I used to look down at Tribeca from the World Trade Center. I did work in the World Trade Center. I’d look down at our neighborhood — it was obviously tall buildings to the south, tall buildings creeping around to the east and tall buildings growing on the north. And it was getting sandwiched — you could see it.

Talk about some Downtown projects. Favorites?
The Tribeca section of Hudson River Park, which is still ongoing. First of all, I worked on the master plan that’s starting in ’93 — the whole park. We were awarded this section in 2005. [Gets up to point to the map of the park on her office wall.]

The two [unfinished] pieces are Pier 26, from the restaurant boathouse out and this bit right here between Piers 25 and 26, which is construction staging for Pier 26. So that is certainly one of my favorite projects.

I’ve worked on it for nine years and will hopefully continue to work to finish it. It’s been really wonderful to have people stop me in the street and just say, ‘Oh, I love this or I love that’ or ‘Can we have more of this or less of that.’ That’s certainly near and dear to my heart.

I think Duane Park [on Duane St.] was a really happy story that resulted in long-time friendships.

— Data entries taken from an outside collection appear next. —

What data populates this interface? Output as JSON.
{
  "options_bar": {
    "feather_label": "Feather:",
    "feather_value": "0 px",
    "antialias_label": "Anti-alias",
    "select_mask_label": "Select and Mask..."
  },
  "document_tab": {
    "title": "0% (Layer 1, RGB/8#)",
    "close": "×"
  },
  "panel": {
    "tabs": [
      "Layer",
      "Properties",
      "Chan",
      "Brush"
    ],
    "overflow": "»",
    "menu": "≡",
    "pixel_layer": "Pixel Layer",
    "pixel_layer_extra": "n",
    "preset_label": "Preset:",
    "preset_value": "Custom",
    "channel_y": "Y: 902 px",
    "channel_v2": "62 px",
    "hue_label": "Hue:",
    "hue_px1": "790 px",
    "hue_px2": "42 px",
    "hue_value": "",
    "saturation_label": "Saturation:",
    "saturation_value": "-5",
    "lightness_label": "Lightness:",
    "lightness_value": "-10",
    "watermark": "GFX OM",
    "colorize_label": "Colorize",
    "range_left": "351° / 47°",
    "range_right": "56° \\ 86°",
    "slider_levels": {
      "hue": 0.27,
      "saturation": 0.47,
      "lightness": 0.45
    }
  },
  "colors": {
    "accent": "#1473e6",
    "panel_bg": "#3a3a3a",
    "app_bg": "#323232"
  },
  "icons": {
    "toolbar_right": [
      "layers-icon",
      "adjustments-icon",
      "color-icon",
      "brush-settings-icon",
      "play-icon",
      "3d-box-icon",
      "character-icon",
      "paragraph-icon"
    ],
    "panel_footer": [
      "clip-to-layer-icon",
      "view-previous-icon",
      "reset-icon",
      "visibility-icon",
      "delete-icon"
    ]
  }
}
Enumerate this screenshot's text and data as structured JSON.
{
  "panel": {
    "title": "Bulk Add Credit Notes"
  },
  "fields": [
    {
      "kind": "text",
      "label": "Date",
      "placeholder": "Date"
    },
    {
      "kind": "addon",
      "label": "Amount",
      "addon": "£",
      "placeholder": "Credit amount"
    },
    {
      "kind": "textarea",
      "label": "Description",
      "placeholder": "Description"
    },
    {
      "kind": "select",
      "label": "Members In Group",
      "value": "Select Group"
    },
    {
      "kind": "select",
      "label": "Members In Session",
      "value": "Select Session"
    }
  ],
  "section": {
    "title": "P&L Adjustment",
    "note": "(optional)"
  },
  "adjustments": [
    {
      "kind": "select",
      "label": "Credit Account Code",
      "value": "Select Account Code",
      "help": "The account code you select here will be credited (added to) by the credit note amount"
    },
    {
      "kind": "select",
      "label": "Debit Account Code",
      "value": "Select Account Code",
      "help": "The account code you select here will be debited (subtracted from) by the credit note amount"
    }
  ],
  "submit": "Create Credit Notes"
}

[It was] one of the more successful private public engagements I ever worked on.

For me, no project is too small. Projects can be too boring or uninteresting but they cannot be too small. Now we’re doing Bogardus, [on Hudson St. near Chambers St.] which is a little bigger than Duane Park. I know that’s going to have an even bigger impact because it’s right by a huge mass transit facility. That has different challenges because how do you ensure it’s still a neighborhood place at the same time that corner is effectively overrun by thousands of people all day long. Achieving that balance is, to me, the real challenge.

What else do neighbors say?
I get lots of ‘What are you going to do about the rats?’ It’s not always flattering. You talk to folks around the country and they say ‘Oh, you live in in New York City and what’s that like?’ You know I live in this really great neighborhood. Between my house and the subway, I’ll run into at least seven people I know.

I have these plants, which I keep out on the sidewalk in front of my building, and on Saturdays when I garden, I would say probably between six to 12 people stop and talk to me — about half of them know me and half of them don’t. [When] a person thanks me for improving their walk or the look of Duane St. or the sidewalk or their child’s day, it so incredible. I got these 14 pots and people know I love them and they’re very respectful — never been stolen. My biggest problem is, of course, rats. That aside, I do feel that Tribeca is a neighborhood.

The seminal moment in Tribeca was those of us who stayed after 9/11. People that I knew their face but I didn’t know their name, I then got to know their name. We remember each other.